Thinking about getting a computer science degree? Honestly, it’s a pretty sound investment. According to the U.S. Bureau of Labor Statistics, the demand for computer and information technology (IT) occupations is expected to grow by 12 percent from 2018 to 2028. That’s faster than the average growth for all other occupations.
At a Glance
- Duration: Three to five years.
- Cost: The cost of a CS degree will vary depending on the university and whether you’re paying in-state or out-of-state tuition. But on average, you’re looking at forking over $35K to $40K for a bachelor’s degree in computer science.

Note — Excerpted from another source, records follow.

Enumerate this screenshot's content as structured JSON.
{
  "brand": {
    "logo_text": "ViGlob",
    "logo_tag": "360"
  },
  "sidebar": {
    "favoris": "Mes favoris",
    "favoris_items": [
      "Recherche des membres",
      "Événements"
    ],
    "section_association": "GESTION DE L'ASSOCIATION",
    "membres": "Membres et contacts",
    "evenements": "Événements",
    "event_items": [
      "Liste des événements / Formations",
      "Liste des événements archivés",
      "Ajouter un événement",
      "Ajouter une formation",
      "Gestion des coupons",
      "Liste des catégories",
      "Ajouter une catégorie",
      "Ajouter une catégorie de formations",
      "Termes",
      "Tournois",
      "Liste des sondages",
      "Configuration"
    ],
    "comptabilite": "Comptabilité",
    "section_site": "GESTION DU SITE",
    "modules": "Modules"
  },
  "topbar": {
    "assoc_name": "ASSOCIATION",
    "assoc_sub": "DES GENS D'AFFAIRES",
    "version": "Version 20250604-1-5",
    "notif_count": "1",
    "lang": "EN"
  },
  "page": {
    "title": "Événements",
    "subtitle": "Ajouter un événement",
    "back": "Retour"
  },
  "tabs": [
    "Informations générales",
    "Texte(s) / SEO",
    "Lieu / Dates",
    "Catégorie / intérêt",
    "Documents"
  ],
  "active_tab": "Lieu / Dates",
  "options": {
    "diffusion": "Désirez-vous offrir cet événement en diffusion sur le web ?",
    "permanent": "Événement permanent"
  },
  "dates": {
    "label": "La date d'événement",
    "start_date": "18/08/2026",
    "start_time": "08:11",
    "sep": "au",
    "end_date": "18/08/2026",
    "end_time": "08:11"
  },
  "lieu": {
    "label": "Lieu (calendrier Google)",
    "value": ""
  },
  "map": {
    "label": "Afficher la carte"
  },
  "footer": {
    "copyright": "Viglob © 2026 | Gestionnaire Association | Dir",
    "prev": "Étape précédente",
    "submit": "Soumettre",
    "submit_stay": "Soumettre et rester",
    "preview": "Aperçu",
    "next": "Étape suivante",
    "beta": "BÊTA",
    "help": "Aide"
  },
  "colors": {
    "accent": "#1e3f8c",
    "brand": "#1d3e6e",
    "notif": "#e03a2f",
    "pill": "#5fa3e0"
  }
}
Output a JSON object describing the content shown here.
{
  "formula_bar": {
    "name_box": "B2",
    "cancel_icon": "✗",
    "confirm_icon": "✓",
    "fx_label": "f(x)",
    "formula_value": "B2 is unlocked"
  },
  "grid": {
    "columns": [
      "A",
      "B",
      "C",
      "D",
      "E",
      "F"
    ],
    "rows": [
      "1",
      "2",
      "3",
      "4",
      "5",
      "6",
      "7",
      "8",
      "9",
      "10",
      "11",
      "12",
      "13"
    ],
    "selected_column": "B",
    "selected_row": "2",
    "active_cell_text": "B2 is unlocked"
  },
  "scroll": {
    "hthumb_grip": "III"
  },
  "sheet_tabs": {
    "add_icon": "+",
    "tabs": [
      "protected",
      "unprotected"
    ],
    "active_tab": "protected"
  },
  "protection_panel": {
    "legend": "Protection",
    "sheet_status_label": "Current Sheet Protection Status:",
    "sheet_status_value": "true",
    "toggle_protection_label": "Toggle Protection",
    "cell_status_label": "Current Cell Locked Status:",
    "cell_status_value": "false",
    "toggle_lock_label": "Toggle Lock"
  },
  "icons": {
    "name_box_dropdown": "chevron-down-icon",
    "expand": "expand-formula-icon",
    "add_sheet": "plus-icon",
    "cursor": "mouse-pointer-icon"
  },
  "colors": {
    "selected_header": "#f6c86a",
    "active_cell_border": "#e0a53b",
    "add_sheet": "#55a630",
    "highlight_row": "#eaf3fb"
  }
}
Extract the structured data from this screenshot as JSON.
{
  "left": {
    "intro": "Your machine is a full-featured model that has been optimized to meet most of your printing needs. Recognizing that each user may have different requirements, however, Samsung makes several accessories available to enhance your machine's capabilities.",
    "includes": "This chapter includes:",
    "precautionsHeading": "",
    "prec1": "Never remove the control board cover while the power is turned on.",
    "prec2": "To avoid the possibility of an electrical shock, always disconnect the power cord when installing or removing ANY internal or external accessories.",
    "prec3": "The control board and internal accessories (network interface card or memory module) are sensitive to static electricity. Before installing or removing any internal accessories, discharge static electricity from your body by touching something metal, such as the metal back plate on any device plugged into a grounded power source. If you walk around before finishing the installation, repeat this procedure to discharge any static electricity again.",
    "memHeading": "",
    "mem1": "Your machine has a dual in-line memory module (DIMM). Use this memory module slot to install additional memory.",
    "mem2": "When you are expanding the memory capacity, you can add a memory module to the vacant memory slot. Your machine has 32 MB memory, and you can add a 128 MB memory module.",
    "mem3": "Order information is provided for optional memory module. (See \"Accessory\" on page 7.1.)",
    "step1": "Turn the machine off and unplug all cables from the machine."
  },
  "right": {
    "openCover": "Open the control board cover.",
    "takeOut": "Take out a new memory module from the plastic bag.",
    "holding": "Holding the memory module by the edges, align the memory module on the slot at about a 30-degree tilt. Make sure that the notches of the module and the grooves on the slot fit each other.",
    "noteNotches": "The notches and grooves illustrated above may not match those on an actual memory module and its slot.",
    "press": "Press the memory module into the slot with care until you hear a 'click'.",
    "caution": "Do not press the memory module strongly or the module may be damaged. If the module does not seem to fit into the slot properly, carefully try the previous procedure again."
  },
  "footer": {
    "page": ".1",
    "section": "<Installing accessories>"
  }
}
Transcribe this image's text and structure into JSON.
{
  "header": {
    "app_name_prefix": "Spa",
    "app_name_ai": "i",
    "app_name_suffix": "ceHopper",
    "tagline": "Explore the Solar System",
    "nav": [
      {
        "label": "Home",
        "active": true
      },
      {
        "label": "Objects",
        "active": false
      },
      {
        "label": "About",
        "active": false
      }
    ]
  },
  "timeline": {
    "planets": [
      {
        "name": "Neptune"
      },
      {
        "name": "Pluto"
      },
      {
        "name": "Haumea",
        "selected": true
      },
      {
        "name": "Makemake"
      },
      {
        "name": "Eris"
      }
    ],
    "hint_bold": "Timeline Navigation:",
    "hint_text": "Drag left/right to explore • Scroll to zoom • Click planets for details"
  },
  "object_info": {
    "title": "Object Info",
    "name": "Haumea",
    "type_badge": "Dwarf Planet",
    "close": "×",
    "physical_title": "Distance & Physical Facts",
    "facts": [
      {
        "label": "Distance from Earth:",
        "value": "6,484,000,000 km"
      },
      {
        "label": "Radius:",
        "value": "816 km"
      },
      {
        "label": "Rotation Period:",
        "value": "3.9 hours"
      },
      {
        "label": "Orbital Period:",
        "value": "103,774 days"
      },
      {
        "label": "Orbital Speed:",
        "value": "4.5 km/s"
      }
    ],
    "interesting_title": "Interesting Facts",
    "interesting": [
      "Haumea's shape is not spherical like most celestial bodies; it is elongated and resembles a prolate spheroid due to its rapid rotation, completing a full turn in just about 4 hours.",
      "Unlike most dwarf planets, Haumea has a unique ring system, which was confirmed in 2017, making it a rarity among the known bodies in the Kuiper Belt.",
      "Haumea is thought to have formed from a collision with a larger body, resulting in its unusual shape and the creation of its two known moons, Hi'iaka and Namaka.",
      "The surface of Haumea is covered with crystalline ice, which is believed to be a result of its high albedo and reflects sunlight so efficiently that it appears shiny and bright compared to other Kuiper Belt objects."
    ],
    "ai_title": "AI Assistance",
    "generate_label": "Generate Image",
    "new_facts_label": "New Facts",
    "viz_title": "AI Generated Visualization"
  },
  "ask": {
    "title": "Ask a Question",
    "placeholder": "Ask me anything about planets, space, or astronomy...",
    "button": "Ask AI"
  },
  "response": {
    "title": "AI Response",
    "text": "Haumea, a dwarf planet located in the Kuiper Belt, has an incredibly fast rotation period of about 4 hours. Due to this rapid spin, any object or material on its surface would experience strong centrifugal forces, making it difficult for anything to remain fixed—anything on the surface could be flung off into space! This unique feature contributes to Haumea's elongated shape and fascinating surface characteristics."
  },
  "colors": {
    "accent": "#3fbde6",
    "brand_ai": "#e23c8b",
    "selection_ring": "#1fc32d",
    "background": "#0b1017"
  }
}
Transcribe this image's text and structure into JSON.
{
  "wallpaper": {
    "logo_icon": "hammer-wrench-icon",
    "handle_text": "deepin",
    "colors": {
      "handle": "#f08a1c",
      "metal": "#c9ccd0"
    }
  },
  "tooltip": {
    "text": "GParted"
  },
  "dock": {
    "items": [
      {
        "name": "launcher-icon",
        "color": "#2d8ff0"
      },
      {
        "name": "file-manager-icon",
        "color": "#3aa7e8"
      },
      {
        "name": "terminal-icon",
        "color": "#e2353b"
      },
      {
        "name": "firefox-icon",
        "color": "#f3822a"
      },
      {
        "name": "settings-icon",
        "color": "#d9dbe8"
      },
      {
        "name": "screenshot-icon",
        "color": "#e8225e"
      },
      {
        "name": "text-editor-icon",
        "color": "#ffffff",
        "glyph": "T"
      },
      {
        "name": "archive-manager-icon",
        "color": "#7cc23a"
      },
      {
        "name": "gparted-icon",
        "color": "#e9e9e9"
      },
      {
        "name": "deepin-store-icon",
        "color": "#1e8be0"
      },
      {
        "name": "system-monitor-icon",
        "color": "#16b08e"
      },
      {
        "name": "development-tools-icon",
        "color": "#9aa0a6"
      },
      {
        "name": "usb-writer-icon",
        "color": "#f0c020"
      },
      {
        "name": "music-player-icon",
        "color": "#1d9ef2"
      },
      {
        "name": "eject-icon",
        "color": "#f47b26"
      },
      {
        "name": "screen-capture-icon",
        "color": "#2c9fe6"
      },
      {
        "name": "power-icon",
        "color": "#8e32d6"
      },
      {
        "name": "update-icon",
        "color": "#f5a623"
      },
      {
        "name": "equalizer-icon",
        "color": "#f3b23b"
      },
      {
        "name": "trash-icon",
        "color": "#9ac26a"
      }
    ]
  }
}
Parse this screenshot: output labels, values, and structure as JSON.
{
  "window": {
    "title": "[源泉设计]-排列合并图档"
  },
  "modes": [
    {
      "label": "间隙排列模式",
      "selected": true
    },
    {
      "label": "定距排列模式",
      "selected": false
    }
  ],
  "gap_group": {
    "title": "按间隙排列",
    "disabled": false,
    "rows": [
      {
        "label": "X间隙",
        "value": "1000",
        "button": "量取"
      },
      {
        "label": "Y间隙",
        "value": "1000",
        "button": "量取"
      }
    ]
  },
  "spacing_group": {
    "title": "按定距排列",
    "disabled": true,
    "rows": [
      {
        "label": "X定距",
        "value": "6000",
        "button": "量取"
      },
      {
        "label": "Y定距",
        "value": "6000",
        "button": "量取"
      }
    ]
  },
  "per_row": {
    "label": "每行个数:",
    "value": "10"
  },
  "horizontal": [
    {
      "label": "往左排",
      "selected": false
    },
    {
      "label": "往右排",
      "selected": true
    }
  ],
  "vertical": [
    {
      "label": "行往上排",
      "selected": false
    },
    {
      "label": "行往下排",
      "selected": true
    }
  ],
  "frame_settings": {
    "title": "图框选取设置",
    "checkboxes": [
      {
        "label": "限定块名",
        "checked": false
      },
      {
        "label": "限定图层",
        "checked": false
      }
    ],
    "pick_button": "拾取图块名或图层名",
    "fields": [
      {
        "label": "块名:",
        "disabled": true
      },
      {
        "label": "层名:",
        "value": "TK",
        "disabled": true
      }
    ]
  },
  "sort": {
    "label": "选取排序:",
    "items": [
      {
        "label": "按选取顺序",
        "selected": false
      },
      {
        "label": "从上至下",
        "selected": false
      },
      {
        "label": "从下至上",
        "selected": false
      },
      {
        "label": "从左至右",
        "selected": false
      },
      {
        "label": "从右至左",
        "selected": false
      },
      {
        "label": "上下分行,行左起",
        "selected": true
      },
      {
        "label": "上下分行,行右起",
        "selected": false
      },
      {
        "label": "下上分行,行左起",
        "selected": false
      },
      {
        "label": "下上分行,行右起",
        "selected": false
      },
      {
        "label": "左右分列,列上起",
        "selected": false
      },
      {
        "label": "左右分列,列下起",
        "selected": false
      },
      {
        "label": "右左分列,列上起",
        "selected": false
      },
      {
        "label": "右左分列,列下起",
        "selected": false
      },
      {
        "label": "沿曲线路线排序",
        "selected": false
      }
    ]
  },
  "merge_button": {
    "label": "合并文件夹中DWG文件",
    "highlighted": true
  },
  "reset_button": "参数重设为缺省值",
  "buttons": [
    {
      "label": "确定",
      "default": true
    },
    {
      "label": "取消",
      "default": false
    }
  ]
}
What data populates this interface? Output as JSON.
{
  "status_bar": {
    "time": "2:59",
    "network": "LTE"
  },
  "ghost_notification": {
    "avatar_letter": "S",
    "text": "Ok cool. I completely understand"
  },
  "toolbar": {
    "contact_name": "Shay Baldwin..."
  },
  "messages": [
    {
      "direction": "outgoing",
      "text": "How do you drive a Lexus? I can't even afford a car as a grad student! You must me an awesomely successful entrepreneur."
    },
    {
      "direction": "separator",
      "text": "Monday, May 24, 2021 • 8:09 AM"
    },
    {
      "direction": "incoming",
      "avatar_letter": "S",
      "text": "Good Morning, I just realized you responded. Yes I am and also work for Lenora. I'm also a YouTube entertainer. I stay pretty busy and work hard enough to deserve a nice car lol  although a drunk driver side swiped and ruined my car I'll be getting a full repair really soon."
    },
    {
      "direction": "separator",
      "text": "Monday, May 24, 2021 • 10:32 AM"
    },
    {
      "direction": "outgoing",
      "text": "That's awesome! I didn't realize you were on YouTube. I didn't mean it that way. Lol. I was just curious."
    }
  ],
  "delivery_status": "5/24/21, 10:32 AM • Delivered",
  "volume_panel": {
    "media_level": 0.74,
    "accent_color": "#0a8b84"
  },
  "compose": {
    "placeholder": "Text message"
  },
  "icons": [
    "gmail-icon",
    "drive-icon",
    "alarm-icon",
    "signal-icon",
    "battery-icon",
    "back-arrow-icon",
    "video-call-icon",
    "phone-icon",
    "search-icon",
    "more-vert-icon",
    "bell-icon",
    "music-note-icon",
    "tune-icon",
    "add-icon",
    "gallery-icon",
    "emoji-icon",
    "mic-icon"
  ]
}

- Curriculum: Compared to a coding bootcamp, computer science degrees have a more in-depth curriculum. You’ll dive deeper into algorithms, underlying principles, and problem-solving skills that can be used across a wide range of industries.
- ROI: The average salary for a computer science major can range anywhere from $50K to $106K, depending on their occupation. For instance, computer programmers with a bachelor’s degree earn a median salary of $86,550 per year, according to the U.S. Bureau of Labor Statistics.
Pros of CS Degree
- You can apply for scholarships to help you offset the steep cost of tuition.
- You’ll get a more in-depth computer science education that makes you more marketable.
- You’ll get the traditional college experience that can teach you valuable life skills.
Cons of CS Degree
- High cost of tuition.
- Greater time commitment.
- Rigid curriculum that can’t adapt as quickly to today’s fast-changing needs.
Coding Bootcamp vs. Degree – What Are Employers Looking for?
Ah, now for the all-important question: Do employers want someone with a four-year degree or coding bootcamp training?
While there will always be some employers who prefer to hire those with a four-year degree, the job outlook for coding bootcamp grads is positive. According to an Indeed survey, 72 percent of employers considered bootcamp graduates to be equally as prepared and just as likely to do well on the job compared to comp sci graduates.
Weighing All of Your Options
Who says that you need to choose between coding bootcamp vs. degree at all? You can attend a coding bootcamp that is affiliated with a university and get the best of both worlds. You could also use a coding bootcamp to gauge your interest in programming before you decide to pursue a computer science degree.
Another option worth considering are tech trade schools, which can potentially give you a shot at a high-paying tech job. Feel free to check out our blog to learn more about the difference between trade school vs. college.
The point is that there are plenty of career paths to become a programmer. Explore them all and find the career path that makes the most sense for your situation.